LA COUR DES MIRAGES de Benjamin DIERSTEIN – critique

4ème de couverture

Un polar addictif, politique, explosif.

Juin 2012. Triomphe politique pour la gauche et gueule de bois pour la droite. Les têtes tombent. Les purges anti-sarkozystes au sein du ministère de l’Intérieur commencent. La commandante Laurence Verhaeghen quitte la DCRI et rallie la Brigade criminelle de Paris. Elle est rapidement rejointe par son ancien collègue Gabriel Prigent, hanté par la disparition de sa fille six ans plus tôt.
Pour leur retour au 36, les deux flics écopent d’une scène de crime sauvage : un ancien cadre politique a tué sa femme et son fils avant de se suicider. L’enquête débouche sur la découverte
de réseaux puissants, à mi-chemin entre l’organisation pédocriminelle, la prostitution de luxe et l’évasion fiscale. Désabusés par leurs erreurs et leurs doutes, tourmentés par leurs obsessions,
Verhaeghen et Prigent vont partir pour un voyage sans retour vers la barbarie moderne.
Dans la lignée de David Peace ou James Ellroy, une complainte noire et désespérée en forme de descente aux enfers.

***

Colère. Dégoût. Rage. Impuissance.

Les émotions nous assaillent, les mots ne sont pas assez forts pour les exprimer à leur juste valeur.
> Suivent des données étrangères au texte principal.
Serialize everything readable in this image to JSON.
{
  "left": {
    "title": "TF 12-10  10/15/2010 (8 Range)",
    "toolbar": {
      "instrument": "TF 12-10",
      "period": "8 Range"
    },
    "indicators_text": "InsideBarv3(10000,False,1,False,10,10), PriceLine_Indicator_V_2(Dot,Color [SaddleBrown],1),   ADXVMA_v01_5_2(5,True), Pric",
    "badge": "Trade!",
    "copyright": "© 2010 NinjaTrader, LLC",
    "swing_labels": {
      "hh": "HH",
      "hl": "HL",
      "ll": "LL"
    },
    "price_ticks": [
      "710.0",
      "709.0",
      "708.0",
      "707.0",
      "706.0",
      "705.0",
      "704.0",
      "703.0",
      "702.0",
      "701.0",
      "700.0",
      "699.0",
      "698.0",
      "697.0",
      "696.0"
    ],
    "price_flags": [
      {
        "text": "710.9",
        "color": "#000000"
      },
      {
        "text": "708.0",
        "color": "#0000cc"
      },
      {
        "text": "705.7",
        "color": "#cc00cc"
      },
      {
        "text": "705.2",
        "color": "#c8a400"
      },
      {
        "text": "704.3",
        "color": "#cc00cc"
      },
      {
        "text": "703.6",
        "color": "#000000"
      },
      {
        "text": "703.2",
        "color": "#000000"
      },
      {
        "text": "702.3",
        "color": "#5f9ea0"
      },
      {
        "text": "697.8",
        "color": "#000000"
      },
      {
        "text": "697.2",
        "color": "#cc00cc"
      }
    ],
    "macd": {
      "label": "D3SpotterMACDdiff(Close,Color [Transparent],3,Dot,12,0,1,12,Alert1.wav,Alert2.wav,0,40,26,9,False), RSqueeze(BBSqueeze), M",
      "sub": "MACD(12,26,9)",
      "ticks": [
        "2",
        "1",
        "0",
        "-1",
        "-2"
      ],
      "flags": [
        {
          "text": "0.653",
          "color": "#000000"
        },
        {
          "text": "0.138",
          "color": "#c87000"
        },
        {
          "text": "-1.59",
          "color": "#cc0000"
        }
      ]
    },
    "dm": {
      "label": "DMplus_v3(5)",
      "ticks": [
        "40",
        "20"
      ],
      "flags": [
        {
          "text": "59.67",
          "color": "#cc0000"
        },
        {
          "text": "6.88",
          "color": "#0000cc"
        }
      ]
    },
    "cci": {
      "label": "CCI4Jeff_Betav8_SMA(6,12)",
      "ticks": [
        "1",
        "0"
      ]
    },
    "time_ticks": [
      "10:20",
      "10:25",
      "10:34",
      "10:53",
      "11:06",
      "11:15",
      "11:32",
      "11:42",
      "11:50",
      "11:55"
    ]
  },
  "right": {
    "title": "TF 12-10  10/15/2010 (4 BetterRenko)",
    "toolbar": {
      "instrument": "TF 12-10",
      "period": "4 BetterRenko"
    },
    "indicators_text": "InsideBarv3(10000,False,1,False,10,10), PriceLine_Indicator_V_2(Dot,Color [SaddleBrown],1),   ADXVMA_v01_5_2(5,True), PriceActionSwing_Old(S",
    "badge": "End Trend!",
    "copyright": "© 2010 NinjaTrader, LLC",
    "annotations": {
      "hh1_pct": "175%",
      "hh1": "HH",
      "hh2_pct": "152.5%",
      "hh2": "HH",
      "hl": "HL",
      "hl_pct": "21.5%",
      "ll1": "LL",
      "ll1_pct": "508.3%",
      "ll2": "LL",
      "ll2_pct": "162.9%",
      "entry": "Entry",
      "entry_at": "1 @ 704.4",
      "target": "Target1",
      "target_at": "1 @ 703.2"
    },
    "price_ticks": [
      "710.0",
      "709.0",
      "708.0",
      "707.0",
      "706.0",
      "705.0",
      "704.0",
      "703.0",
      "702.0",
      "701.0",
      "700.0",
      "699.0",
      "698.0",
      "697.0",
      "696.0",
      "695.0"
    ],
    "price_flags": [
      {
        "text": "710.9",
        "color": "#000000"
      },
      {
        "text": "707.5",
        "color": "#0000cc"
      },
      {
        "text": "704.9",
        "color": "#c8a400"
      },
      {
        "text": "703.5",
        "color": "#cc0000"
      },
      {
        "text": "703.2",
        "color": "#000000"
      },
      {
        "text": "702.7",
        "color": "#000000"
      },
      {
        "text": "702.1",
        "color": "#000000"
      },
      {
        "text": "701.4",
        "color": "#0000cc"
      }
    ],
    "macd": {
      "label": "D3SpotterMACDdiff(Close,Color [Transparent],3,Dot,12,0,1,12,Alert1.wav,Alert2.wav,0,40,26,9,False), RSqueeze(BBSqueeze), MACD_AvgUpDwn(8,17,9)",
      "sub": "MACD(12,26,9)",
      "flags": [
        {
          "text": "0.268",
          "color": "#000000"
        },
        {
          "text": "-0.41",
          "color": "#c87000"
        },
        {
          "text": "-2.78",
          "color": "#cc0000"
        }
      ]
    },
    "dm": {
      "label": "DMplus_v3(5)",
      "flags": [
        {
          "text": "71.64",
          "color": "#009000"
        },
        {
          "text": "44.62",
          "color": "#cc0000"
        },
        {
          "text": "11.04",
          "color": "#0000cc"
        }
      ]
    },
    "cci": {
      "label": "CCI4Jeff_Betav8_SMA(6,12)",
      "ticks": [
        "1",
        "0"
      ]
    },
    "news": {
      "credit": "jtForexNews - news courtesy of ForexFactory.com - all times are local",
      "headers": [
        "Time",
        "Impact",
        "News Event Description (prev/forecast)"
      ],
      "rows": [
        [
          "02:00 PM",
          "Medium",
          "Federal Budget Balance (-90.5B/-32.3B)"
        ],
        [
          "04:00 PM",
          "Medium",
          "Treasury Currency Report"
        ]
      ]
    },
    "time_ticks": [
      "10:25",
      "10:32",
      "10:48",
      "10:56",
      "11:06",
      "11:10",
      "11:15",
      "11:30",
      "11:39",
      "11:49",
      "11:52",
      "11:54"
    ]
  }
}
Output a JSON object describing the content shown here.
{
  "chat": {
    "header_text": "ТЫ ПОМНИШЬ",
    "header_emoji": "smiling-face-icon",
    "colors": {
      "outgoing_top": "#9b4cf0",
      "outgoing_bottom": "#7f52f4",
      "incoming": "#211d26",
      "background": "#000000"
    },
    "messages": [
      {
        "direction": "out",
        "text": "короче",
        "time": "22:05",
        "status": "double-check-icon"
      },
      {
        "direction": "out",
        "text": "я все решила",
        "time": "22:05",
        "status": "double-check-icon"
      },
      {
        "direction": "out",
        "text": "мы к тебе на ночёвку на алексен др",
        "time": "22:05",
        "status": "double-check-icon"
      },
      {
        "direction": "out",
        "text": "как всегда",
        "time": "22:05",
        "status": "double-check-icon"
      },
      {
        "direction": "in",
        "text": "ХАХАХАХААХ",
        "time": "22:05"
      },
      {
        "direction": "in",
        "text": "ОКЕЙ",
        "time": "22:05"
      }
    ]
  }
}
On efface, on recommence : non, ça vient pas. L’impact ressenti à la lecture de La cour des mirages, on fait comment pour le partager ? Les relents bilieux s’invitent une nouvelle fois ; Benjamin Dierstein leur a ouvert les portes dès les premières pages. Et depuis, ils sont là, prêts à bondir en embuscade à chaque chapitre, à chaque paragraphe qui va nous faire toucher l’horreur, l’indicible, l’innommable.

Constamment en flux tendu dans la gestion de son récit (vous pensiez connaître l’apnée ? Vous étiez loin de la vérité), l’auteur de La sirène qui fume se tient, nous tient, sur un fil pendant près de 900 pages : envie de continuer cette enquête tentaculaire, monumentale ; une envie qui s’oppose à celle qui voudrait nous voir refermer les pages parce que la folie, le poisseux, le sordide qui imprègnent chaque ligne nous retournent, nous tabassent.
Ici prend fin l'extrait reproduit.